The chief of the new service will supervise the CIA's human intelligence operations and coordinate -- but not direct -- similar activities undertaken abroad by other parts of the intelligence community, including the FBI and Defense Department agencies.

The plan was drafted by Goss, based on a suggestion made last March by President Bush's commission on intelligence. It keeps the CIA's traditional position as leader of U.S. "human intelligence" collection overseas as the FBI, the Defense Intelligence Agency and military services are increasing their clandestine operations around the world as part of the terrorism fight. Human intelligence refers to information collected from people, rather than from technical sources such as electronic intercepts.

The Senate Select Committee on Intelligence -- citing past CIA failures in averting the Sept. 11, 2001, attacks and in overstating Iraq's weapons of mass destruction -- recently concluded in a report that coordination of human intelligence should be moved to the office of the director of national intelligence, John D. Negroponte.

The director of intelligence position was created in the intelligence-community revision by Congress last year. If the coordinating "role had not remained in CIA, it would have been bad for agency morale, which already is down," a former senior intelligence official said yesterday.

"Despite the recent faults of CIA, it is more disciplined and sophisticated on human intelligence than elsewhere" in the intelligence community, he said. Although the intelligence director's office will not directly coordinate the human intelligence activities, it will exercise oversight. Negroponte's deputy in charge of collection, Mary Margaret Graham, a former CIA operations officer, will oversee all human intelligence collection overseas and will set broad requirements for what information needs to be collected, sources said.
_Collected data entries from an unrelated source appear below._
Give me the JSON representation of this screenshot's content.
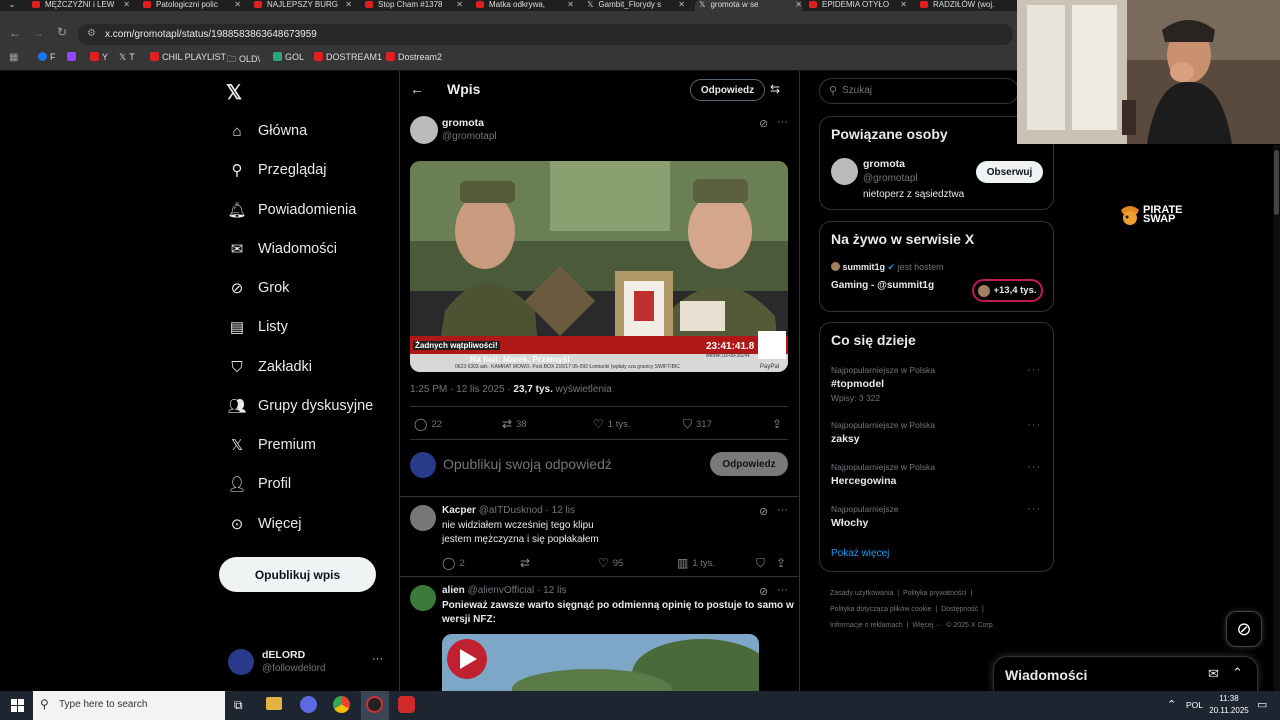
{
  "browser": {
    "tabs": [
      {
        "title": "MĘŻCZYŹNI i LEW"
      },
      {
        "title": "Patologiczni polic"
      },
      {
        "title": "NAJLEPSZY BURG"
      },
      {
        "title": "Stop Cham #1378"
      },
      {
        "title": "Matka odkrywa, "
      },
      {
        "title": "Gambit_Florydy s"
      },
      {
        "title": "gromota w se"
      },
      {
        "title": "EPIDEMIA OTYŁO"
      },
      {
        "title": "RADZIŁÓW (woj."
      }
    ],
    "url": "x.com/gromotapl/status/1988583863648673959",
    "bookmarks": [
      {
        "label": "F"
      },
      {
        "label": ""
      },
      {
        "label": "Y"
      },
      {
        "label": "T"
      },
      {
        "label": "CHIL PLAYLIST"
      },
      {
        "label": "OLD\\"
      },
      {
        "label": "GOL"
      },
      {
        "label": "DOSTREAM1"
      },
      {
        "label": "Dostream2"
      }
    ]
  },
  "nav": {
    "items": [
      {
        "label": "Główna",
        "icon": "home-icon"
      },
      {
        "label": "Przeglądaj",
        "icon": "search-icon"
      },
      {
        "label": "Powiadomienia",
        "icon": "bell-icon"
      },
      {
        "label": "Wiadomości",
        "icon": "mail-icon"
      },
      {
        "label": "Grok",
        "icon": "grok-icon"
      },
      {
        "label": "Listy",
        "icon": "list-icon"
      },
      {
        "label": "Zakładki",
        "icon": "bookmark-icon"
      },
      {
        "label": "Grupy dyskusyjne",
        "icon": "people-icon"
      },
      {
        "label": "Premium",
        "icon": "x-logo-icon"
      },
      {
        "label": "Profil",
        "icon": "person-icon"
      },
      {
        "label": "Więcej",
        "icon": "more-circle-icon"
      }
    ],
    "post_button": "Opublikuj wpis",
    "account": {
      "name": "dELORD",
      "handle": "@followdelord"
    }
  },
  "main": {
    "header_title": "Wpis",
    "reply_button": "Odpowiedz",
    "post": {
      "author": "gromota",
      "handle": "@gromotapl",
      "video": {
        "caption_top": "Żadnych wątpliwości!",
        "ticker_on_line": "Na linii: Marek, Przemyśl",
        "time": "23:41:41.8",
        "date": "wtorek 03-09-2024r.",
        "ticker_bottom": "0623 6303 adr.: KAMRAT MOWO. Post.BOX 216/17 05-092 Łomianki (wpłaty zza granicy SWIFT/BIC",
        "badge": "PayPal"
      },
      "time": "1:25 PM",
      "date": "12 lis 2025",
      "views": "23,7 tys.",
      "views_label": "wyświetlenia",
      "stats": {
        "replies": "22",
        "reposts": "38",
        "likes": "1 tys.",
        "bookmarks": "317"
      }
    },
    "compose": {
      "placeholder": "Opublikuj swoją odpowiedź",
      "button": "Odpowiedz"
    },
    "replies": [
      {
        "author": "Kacper",
        "handle": "@aITDusknod",
        "time": "12 lis",
        "text1": "nie widziałem wcześniej tego klipu",
        "text2": "jestem mężczyzna i się popłakałem",
        "stats": {
          "replies": "2",
          "likes": "95",
          "views": "1 tys."
        }
      },
      {
        "author": "alien",
        "handle": "@alienvOfficial",
        "time": "12 lis",
        "text1": "Ponieważ zawsze warto sięgnąć po odmienną opinię to postuje to samo w",
        "text2": "wersji NFZ:"
      }
    ]
  },
  "right": {
    "search_placeholder": "Szukaj",
    "related": {
      "title": "Powiązane osoby",
      "name": "gromota",
      "handle": "@gromotapl",
      "bio": "nietoperz z sąsiedztwa",
      "follow": "Obserwuj"
    },
    "live": {
      "title": "Na żywo w serwisie X",
      "host": "summit1g",
      "host_suffix": "jest hostem",
      "stream": "Gaming - @summit1g",
      "viewers": "+13,4 tys."
    },
    "trends": {
      "title": "Co się dzieje",
      "items": [
        {
          "category": "Najpopularniejsze w Polska",
          "name": "#topmodel",
          "meta": "Wpisy: 3 322"
        },
        {
          "category": "Najpopularniejsze w Polska",
          "name": "zaksy",
          "meta": ""
        },
        {
          "category": "Najpopularniejsze w Polska",
          "name": "Hercegowina",
          "meta": ""
        },
        {
          "category": "Najpopularniejsze",
          "name": "Włochy",
          "meta": ""
        }
      ],
      "show_more": "Pokaż więcej"
    },
    "footer": {
      "line1a": "Zasady użytkowania",
      "line1b": "Polityka prywatności",
      "line2a": "Polityka dotycząca plików cookie",
      "line2b": "Dostępność",
      "line3a": "Informacje o reklamach",
      "line3b": "Więcej ···",
      "line3c": "© 2025 X Corp."
    },
    "messages_drawer": "Wiadomości"
  },
  "overlay": {
    "sponsor_line1": "PIRATE",
    "sponsor_line2": "SWAP"
  },
  "taskbar": {
    "search_placeholder": "Type here to search",
    "lang": "POL",
    "time": "11:38",
    "date": "20.11.2025"
  },
  "colors": {
    "accent": "#1d9bf0",
    "background": "#000000",
    "border": "#2f3336",
    "muted": "#71767b"
  }
}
The CIA, the FBI and Pentagon agencies will work out who carries out the clandestine collections, with the clandestine services chief coordinating their activities.

"This is not a bad idea now that there is so much human intelligence activity across the community," said a former senior intelligence official who has been briefed on the program. In the past, he said, the CIA's deputy director for operations, who ran CIA clandestine operations, had a similar coordinating role, but at a time when other agencies had fewer overseas spy operations.

As currently envisioned, the clandestine services director will have a deputy who would not only coordinate overseas spying operations, but also ensure that agencies do not overlap one another in recruitment or operations, described by one official as "deconflicting" activities in the community.

The deputy will also supervise establishment of common standards for training all human intelligence collectors in tradecraft, including the recruitment, vetting and handling of sources. Another clandestine services deputy will run CIA's clandestine operations, as the deputy director for operations does now.

The president's commission had originally proposed creating the position to free the deputy director for operations to concentrate on increasing the capability of CIA's operations, which were found lacking based on the agency's performances in failing to prevent the Sept. 11 attacks and to gain accurate information on Iraq's weapons of mass destruction.

Sources inside and outside the government said yesterday they expect that the CIA's current deputy director for operations, referred to as "Jose" because he is still under cover, will be the first NCS director. "He is a team builder," said one of Jose's former colleagues.

In a speech last month to CIA employees, at which Goss received unusually sharp questioning about the agency's future, he predicted that Negroponte would approve his plan and keep the agency as overall coordinator of human intelligence.